Ce litige qui empêche la signature de traité de paix entre l’Union soviétique (la Russie) et le Japon à la suite de la Seconde Guerre mondiale.

L’Armée rouge attaqua les îles Kouriles le 18 août 1945, soit trois jours après la capitulation japonaise, et la conquête de l’ensemble des îles se termina, le 1er septembre. Depuis le Japon ne reconnaît pas l’occupation des quatre îles les plus proche de Hokkaidô : 択捉島 (Itorofu- tô) ; 国後島 (Kunashiri-tô) ; 色丹島 (Shikotan- tô) ; Habomai-shotō (歯舞諸島).

Origines historiques du litige :

– 1855 Traité de Shimoda. C’est un accord russo-japonais pour déterminer le statut de Sakhaline et des îles Kouriles. Il établit pour la première fois des relations officielles entre la Russie et le Japon.

L’article 2 du Traité de Shimoda : « La frontière entre les deux pays doit être comprise entre les îles d’Itoropfu et Ôrôpu ». « L’ensemble Itorofu –tô appartient au Japon et les îles Kouriles, située au nord et comprenant Orup, appartiennent à la Russie ».

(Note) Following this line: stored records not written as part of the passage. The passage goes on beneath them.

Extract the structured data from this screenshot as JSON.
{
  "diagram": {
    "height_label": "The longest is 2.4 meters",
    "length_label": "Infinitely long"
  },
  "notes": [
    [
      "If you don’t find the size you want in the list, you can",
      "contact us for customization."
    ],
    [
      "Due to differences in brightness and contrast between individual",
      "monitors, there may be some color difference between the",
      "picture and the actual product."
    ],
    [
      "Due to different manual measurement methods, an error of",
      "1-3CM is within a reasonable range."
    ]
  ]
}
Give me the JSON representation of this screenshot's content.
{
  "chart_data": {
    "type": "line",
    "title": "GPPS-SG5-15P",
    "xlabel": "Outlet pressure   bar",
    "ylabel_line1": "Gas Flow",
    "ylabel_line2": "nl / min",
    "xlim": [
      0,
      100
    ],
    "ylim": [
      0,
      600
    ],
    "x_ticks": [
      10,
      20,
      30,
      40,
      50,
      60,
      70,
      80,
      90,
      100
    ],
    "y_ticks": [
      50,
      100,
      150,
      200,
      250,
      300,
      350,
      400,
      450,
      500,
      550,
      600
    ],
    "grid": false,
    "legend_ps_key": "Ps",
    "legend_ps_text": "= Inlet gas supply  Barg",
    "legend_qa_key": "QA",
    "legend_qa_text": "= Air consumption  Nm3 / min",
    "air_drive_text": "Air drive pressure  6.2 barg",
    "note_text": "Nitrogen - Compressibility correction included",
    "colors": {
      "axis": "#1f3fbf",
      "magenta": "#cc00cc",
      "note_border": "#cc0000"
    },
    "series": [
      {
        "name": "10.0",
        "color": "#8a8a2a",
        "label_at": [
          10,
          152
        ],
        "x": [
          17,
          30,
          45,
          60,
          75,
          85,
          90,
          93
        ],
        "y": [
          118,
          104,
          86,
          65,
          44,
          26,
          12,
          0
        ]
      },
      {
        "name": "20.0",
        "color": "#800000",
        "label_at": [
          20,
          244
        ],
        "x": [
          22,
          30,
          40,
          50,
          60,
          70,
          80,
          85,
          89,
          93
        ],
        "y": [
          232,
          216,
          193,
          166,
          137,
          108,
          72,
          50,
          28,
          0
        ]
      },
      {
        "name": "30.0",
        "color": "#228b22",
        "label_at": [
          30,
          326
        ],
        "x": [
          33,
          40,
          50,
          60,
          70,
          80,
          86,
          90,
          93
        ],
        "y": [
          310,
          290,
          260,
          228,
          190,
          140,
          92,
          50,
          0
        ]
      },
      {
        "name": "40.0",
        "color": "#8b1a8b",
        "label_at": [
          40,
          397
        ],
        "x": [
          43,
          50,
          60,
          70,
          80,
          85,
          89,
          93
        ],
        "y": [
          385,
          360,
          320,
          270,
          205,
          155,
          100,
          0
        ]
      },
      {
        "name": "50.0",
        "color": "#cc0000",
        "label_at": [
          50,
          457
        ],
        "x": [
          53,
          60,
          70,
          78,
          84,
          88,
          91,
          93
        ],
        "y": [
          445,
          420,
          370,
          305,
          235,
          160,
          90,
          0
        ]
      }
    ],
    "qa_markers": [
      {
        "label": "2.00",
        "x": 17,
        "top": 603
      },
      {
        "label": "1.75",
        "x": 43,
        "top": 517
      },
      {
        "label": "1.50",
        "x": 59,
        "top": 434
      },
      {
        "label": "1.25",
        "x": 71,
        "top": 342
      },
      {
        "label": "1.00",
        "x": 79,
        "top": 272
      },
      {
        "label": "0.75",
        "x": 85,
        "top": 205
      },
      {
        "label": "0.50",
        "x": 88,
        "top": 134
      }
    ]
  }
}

Les îles de Kunashiri, Shikotan et les Habomai qui se trouvent toutes au sud d’Itorofu, ne sont pas explicitement mentionnées dans le traité et ce qui signifie qu’à cette époque elles étaient considérées comme une partie non contestée du Japon, même si géographiquement elles sont considérées comme faisant partie de l’archipel des Kouriles.

Le traité précise également que « l’île de Sakhalin / Karafutô ne doit pas être partagée mais doit rester sous un condominium conjoint russo-japonais ».

– 1875 Traité de Saint-Pétersbourg. La Russie et le Japon conviennent que le Japon renonce à tous ses droits sur Sakhaline en échange de l’abandon par la Russie de tous ses droits sur les îles Kouriles en faveur du Japon.

La guerre russo-japonaise de 1904-1905 est un désastre militaire pour la Russie.

 

 

 

– 1905 Le Traité de Portsmouth de 1905. Ce traité conclu à la fin de cette guerre, donne la moitié sud de l’île de Sakhaline au Japon.

URSS déclare la guerre au Japon le 8 août 1945

Le 14 août 1945, le Japon accepte la déclaration de Potsdam et le lendemain annonce sa capitulation inconditionnelle.

Mais Staline entama l’occupation des îles Kouriles entre le 18 août et le 3 septembre.

Le Japon a toujours conteste cette acte de guerre qui débuta après sa capitulation. De son côté  l’URSS considèra que le Japon a renoncé à tous ses droits sur les îles Kouriles par le traité de San Francisco, malgré que Staline avait refusé de signer ce traité qui mit fin à l’occupation des Alliés du territoire japonais.  Or dans ce traité le Japon renonce à Sakhaline comme tous les territoires acquis par la force, et les îles Kouriles ne sont pas mentionnées explicitement, car ils n’étaient pas considérées comme « comme territoires acquis durant la guerre ».

“Nous voulons construire un pont entre le continent et l’île de Sakhaline et ensuite relier Sakhaline à Hokkaïdô”, a déclaré le président russe, sans aborder la question du litige territorial

Le ministre russe de la Mobilité, Maksim Sokolov, a évoqué de son côté un investissement de quelque 500 milliards de roubles, soit environ 7,3 milliards d’euros. Le projet pourrait être concrétisé dans la première moitié des années ’20. Selon des estimations, une telle route pourrait voir transiter 40 millions de tonnes de marchandises par an.

On ne peut savoir si cette déclaration est vient préparer le terrain, donc l’opinion publique russe, à un accord négocié avec le Premier ministre Shinzô Abe lors de leur dernière rencontre. Car le Japon n’a cessé de proposer une coopération économique de grande ampleur en échange de la récupération de ses quatre îles.